Researchers find Pokémon-like googly-eyed squid on ocean floor

16 Aug 2016

The stubby squid. Screenshot via OET

The latest weird marine discovery has come off the coast of California, as a team of marine biologists have stumbled across what has been dubbed the ‘googly-eyed squid’.

The googly-eyed squid discovery was made by a team of researchers from the Ocean Exploration Trust (OET) aboard the Nautilus floating laboratory that has been making its way down the western coast of North America.

If the name Nautilus sounds familiar, it’s because this was the same ship and team that discovered the mysterious purple orb off the Channel Islands, which are not far from the shores of California.

While in that instance the team admitted it might be years before the strange-looking creature could be properly identified, this latest Pokémon-like squid was quickly identified by the marine biologists.

Called the stubby squid (rossica pacifica), its cartoon-like characteristics come from its huge eyes, which one of the marine biologists in the team’s video described as looking “so fake”.

“This species spends life on the seafloor, activating a sticky mucus jacket and burrowing into the sediment to camouflage, leaving their eyes poking out to spot prey like shrimp and small fish,” the team said.
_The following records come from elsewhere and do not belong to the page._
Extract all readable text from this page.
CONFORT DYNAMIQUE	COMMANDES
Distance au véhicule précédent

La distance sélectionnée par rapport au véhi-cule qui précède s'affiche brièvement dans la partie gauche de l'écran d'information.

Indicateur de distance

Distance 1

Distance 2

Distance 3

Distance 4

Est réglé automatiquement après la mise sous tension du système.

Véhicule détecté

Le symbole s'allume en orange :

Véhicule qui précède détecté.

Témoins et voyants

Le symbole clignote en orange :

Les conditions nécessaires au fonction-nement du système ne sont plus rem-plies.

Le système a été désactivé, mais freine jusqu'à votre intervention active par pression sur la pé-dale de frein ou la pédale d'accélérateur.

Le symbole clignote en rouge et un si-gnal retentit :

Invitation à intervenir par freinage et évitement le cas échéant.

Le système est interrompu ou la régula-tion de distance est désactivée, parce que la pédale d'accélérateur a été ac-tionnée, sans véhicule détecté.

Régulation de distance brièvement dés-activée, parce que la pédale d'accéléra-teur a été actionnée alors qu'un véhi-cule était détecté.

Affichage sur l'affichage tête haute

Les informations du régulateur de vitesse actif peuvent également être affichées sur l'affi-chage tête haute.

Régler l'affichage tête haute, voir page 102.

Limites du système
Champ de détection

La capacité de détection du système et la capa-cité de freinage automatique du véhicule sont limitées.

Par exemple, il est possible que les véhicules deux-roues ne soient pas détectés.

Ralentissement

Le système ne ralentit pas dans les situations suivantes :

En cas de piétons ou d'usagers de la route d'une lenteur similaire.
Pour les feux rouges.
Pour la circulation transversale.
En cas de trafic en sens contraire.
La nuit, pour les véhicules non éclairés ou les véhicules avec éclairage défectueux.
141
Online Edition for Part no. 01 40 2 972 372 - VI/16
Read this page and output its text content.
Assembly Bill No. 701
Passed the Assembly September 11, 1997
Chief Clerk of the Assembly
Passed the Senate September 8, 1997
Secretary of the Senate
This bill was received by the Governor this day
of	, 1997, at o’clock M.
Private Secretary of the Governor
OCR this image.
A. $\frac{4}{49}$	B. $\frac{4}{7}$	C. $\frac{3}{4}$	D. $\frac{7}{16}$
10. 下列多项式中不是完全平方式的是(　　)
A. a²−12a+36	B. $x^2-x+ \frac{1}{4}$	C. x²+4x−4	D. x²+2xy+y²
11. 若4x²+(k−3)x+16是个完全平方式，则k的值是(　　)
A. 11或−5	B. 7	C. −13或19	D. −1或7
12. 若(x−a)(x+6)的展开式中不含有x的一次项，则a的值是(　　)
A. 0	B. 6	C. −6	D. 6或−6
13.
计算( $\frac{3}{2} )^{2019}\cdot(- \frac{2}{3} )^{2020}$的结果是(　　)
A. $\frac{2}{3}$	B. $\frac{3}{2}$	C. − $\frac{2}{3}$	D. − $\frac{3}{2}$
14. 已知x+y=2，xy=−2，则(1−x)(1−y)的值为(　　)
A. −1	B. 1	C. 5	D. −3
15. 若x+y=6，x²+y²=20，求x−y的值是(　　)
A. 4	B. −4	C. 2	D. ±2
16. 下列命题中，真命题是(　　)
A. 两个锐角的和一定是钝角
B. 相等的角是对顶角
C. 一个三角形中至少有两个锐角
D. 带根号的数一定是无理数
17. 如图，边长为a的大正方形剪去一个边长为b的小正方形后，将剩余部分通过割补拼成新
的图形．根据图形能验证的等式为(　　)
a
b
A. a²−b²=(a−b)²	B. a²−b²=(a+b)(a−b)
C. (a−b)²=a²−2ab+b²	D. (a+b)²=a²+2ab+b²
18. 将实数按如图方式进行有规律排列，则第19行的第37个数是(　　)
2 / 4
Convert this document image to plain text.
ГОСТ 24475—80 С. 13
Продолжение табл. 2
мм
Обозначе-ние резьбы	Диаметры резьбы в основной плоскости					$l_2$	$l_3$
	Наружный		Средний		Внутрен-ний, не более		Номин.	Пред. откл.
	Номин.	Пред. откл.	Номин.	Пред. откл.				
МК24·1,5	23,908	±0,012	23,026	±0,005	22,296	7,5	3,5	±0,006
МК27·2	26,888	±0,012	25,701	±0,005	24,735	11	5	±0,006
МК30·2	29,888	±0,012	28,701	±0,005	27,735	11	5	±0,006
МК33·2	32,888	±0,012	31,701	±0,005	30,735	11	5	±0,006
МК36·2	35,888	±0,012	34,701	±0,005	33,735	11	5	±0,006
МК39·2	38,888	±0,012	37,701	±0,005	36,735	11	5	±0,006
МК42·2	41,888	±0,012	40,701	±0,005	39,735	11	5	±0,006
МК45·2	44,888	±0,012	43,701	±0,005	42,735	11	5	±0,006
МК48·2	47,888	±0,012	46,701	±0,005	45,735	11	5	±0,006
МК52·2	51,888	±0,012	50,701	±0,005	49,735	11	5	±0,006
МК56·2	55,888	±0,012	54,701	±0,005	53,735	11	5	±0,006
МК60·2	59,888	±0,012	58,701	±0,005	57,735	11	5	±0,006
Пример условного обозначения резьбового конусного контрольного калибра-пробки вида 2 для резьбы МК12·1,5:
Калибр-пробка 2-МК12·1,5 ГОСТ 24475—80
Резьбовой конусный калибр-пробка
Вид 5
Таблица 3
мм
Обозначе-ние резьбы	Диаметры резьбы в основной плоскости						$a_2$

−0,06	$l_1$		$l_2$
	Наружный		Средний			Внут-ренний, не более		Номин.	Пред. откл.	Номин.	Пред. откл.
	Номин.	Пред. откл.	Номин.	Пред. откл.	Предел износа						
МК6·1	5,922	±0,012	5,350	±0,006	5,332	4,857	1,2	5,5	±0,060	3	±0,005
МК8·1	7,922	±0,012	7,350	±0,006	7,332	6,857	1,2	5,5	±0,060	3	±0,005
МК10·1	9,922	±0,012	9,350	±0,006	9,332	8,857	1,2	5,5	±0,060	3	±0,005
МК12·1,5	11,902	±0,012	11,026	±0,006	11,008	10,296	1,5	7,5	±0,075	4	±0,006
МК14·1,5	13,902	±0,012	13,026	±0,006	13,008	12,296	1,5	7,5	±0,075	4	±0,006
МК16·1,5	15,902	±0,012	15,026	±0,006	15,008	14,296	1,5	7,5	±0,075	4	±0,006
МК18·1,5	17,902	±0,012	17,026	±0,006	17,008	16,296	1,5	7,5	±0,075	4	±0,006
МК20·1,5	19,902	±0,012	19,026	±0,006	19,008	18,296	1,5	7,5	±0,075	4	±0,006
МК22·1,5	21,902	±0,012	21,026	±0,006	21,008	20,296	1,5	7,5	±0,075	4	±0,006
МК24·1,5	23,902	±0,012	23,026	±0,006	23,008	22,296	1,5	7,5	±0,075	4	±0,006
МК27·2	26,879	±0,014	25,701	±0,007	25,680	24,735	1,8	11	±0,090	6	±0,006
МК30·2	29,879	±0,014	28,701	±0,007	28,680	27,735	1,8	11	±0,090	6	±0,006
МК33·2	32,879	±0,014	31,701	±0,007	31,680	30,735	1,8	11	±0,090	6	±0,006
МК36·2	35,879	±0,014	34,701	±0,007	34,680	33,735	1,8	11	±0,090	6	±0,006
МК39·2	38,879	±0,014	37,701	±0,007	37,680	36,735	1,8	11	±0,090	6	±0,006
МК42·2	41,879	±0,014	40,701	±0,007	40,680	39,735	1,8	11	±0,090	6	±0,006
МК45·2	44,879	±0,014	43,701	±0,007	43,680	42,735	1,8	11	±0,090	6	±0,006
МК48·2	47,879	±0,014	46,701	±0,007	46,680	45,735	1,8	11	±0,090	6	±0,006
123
This particular discovery was made 2,950ft below sea level but the creatures are typically found in the northern Pacific from Japan to southern California and, despite the region’s proximity to the American coast, the OET team has said that much of the ocean floor remains unmapped and unexplored.

In the meantime, cephalopods like the stubby squid are entering a golden age as, with the onset of climate change, their numbers are increasing thanks to warming oceans.